Until we got our dog Britt, I had a harsh Darwinian theory about how to tell a good dog from a bad one. As I saw it, the best canine achievement took place in 1925 in Alaska when relays of noble dog teams brought diptheria serum over a thousand miles to Nome, to save the children from an epidemic. Could YOUR dog brave blizzards, shattered ice floes, fight off polar bears? Could he save the children, or not? He couldn't?
Tough, pal. My Skipper could have gotten the serum to Nome on his head, smiling all the way.
I grew up with Skipper. He was a large, stunningly handsome border collie, with the wisdom of a Yoda. I didn't have to bother with kindergarten. Everything I needed to know, I learned from Skipper. In many family photos, guests are standing around looking at him admiringly. As I recall, they were saying things like, "What a great dog!" "Where can I get a dog like that?" and even "Why do you get the best dog? Why not me?"
Many years passed. Skipper went up to Good Dog Valhalla. And one summer afternoon, we bought a tiny shetland sheepdog puppy. She could easily fit in my hand. She would have been outweighed by a dinner roll. Yet she already had a massively well-developed vision of herself as Crown Princess Britt.
Her reign began a few minutes after we bought her. For the ride home, I'd brought a frayed old towel for her to rest on (and pee on, if need be). She looked at it in horror. "This crummy rag?" she was plainly thinking. "Why, I wouldn't touch it with BORROWED puke. Is this any way for my subjects, I mean owners, to treat the darling little sheepdog?"
She quickly noticed, however, that I was wearing a beautiful Scottish wool shawl. In fact, the shawl cost so much that it was accompanied by literature to persuade chumps to buy it. A brochure on slick paper informed me that the wool was "harvested from happy sheep, bathed in the silken, sparkling waters of Loch Lomond, woven by cottagers dedicated to their ancient craft."

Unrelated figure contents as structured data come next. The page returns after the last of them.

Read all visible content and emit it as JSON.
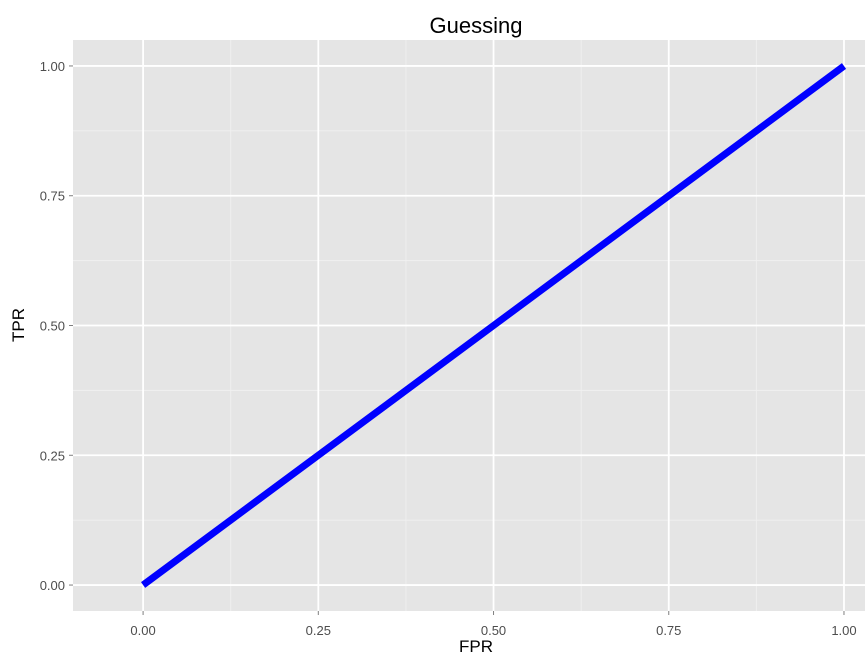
{
  "chart_data": {
    "type": "line",
    "title": "Guessing",
    "xlabel": "FPR",
    "ylabel": "TPR",
    "xlim": [
      -0.1,
      1.03
    ],
    "ylim": [
      -0.05,
      1.05
    ],
    "x_ticks": [
      "0.00",
      "0.25",
      "0.50",
      "0.75",
      "1.00"
    ],
    "y_ticks": [
      "0.00",
      "0.25",
      "0.50",
      "0.75",
      "1.00"
    ],
    "grid": true,
    "legend": "none",
    "series": [
      {
        "x": [
          0,
          1
        ],
        "y": [
          0,
          1
        ],
        "color": "#0000ff"
      }
    ],
    "colors": {
      "panel_background": "#e5e5e5",
      "grid_major": "#ffffff",
      "grid_minor": "#f0f0f0",
      "line": "#0000ff"
    }
  }
}
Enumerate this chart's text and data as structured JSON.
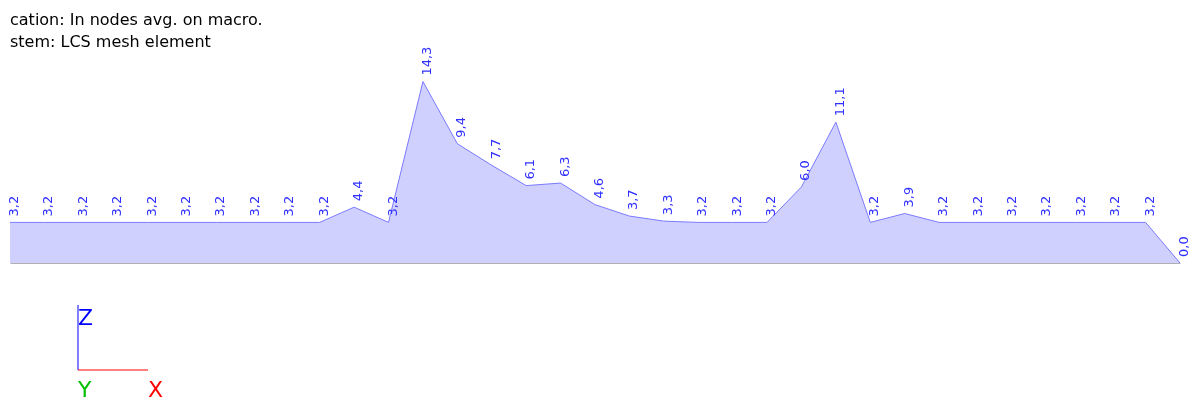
{
  "chart_data": {
    "type": "area",
    "annotations": [
      "cation: In nodes avg. on macro.",
      "stem: LCS mesh element",
      "Z",
      "Y",
      "X"
    ],
    "categories": [
      null,
      null,
      null,
      null,
      null,
      null,
      null,
      null,
      null,
      null,
      null,
      null,
      null,
      null,
      null,
      null,
      null,
      null,
      null,
      null,
      null,
      null,
      null,
      null,
      null,
      null,
      null,
      null,
      null,
      null,
      null,
      null,
      null,
      null,
      null
    ],
    "series": [
      {
        "color": "#bcbcff",
        "values": [
          3.2,
          3.2,
          3.2,
          3.2,
          3.2,
          3.2,
          3.2,
          3.2,
          3.2,
          3.2,
          4.4,
          3.2,
          14.3,
          9.4,
          7.7,
          6.1,
          6.3,
          4.6,
          3.7,
          3.3,
          3.2,
          3.2,
          3.2,
          6.0,
          11.1,
          3.2,
          3.9,
          3.2,
          3.2,
          3.2,
          3.2,
          3.2,
          3.2,
          3.2,
          0.0
        ],
        "value_labels": [
          "3,2",
          "3,2",
          "3,2",
          "3,2",
          "3,2",
          "3,2",
          "3,2",
          "3,2",
          "3,2",
          "3,2",
          "4,4",
          "3,2",
          "14,3",
          "9,4",
          "7,7",
          "6,1",
          "6,3",
          "4,6",
          "3,7",
          "3,3",
          "3,2",
          "3,2",
          "3,2",
          "6,0",
          "11,1",
          "3,2",
          "3,9",
          "3,2",
          "3,2",
          "3,2",
          "3,2",
          "3,2",
          "3,2",
          "3,2",
          "0,0"
        ]
      }
    ],
    "tick_labels": false,
    "grid": false
  }
}
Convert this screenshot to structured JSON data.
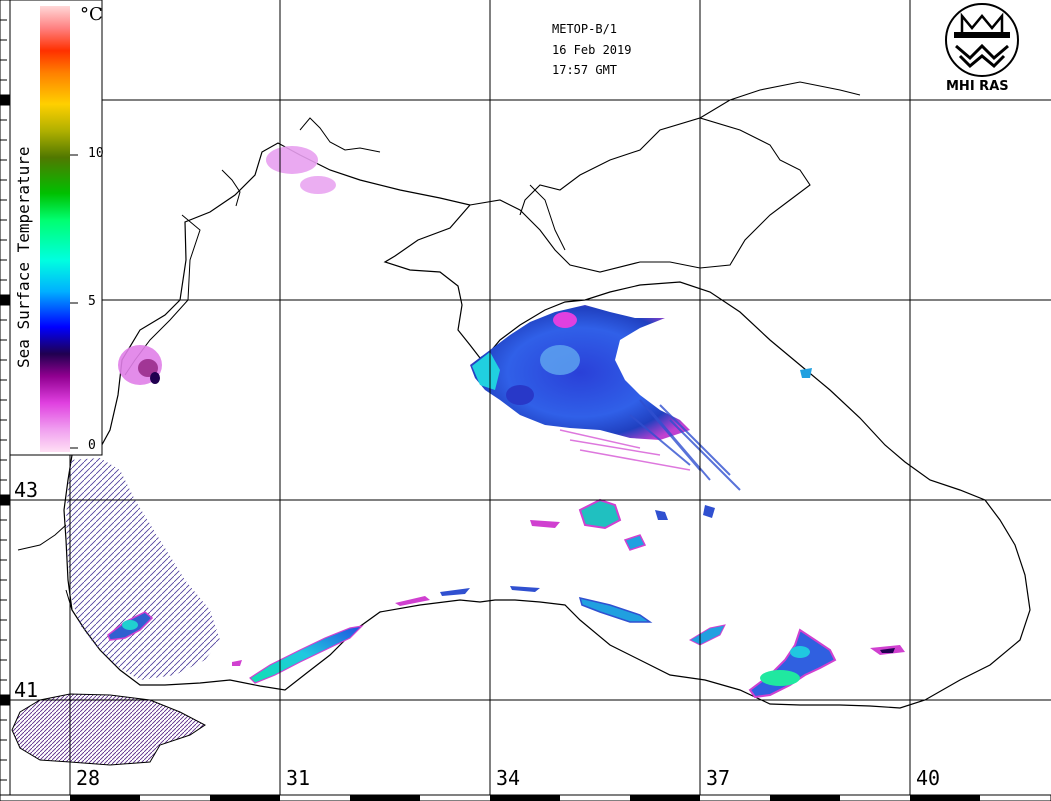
{
  "satellite": {
    "name": "METOP-B/1",
    "date": "16 Feb 2019",
    "time": "17:57 GMT"
  },
  "logo": {
    "text": "MHI RAS",
    "icon": "mhi-ras-emblem-icon"
  },
  "legend": {
    "title": "Sea Surface Temperature",
    "unit": "°C",
    "ticks": [
      "10",
      "5",
      "0"
    ],
    "range_celsius": [
      0,
      15
    ],
    "colors": [
      "#ffe0f4",
      "#f0a0f0",
      "#e040e0",
      "#900090",
      "#200050",
      "#0000ff",
      "#00b0ff",
      "#00ffe0",
      "#00ff70",
      "#00c000",
      "#507800",
      "#b0b000",
      "#ffd000",
      "#ff8000",
      "#ff3000",
      "#ff8080",
      "#ffd8d8"
    ]
  },
  "grid": {
    "latitudes": [
      "43",
      "41"
    ],
    "longitudes": [
      "28",
      "31",
      "34",
      "37",
      "40"
    ]
  },
  "map": {
    "land_color": "#ffffff",
    "coast_color": "#000000",
    "sst_colors": {
      "coldest": "#e8a0f0",
      "cold": "#e040e0",
      "mid": "#2030e0",
      "warm": "#20e0e0",
      "warmest": "#20e890"
    }
  }
}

When Britt nudged the shawl with her cheek, she began jumping up and down, yipping ecstatically. "Oh, thank God, they got it right after all. Happy wool that cost an arm and a leg,what could be more appropriate for adorable me?" Firmly overcoming my feeble struggles to keep my prize, she nestled in its folds, sighing with relief.
So I gave up the shawl. When we got home, she indicated with certain averted glances and delicate hesitations that she considered the puppy kibble inferior. By that time, it seemed completely natural to rush off to buy this graceful little creature the finest shaved deli beef and tender niblets of peachfed ham, luxuries which the humans in the household had never ventured to buy for themselves.
Things went on like that. And in the years that followed, unkind friends would sometimes ask me where Britt would fall in the mushing-the-serum-to-Nome scale. I'd answer that it was only Britt's body that was small; in spirit, she was an unstoppable Amazonian Goddess Queen. I would tell these doubters that I could easily see her standing on top of the rushing dog sled like a tiny lion, keeping the serum warm with her royal shawl. Her ears would be up and her dark eyes outshining the whiteout storms, and throughout the long days and nights she would never rest as she kept everybodies' spirits up by yapping lustily all the way to Nome.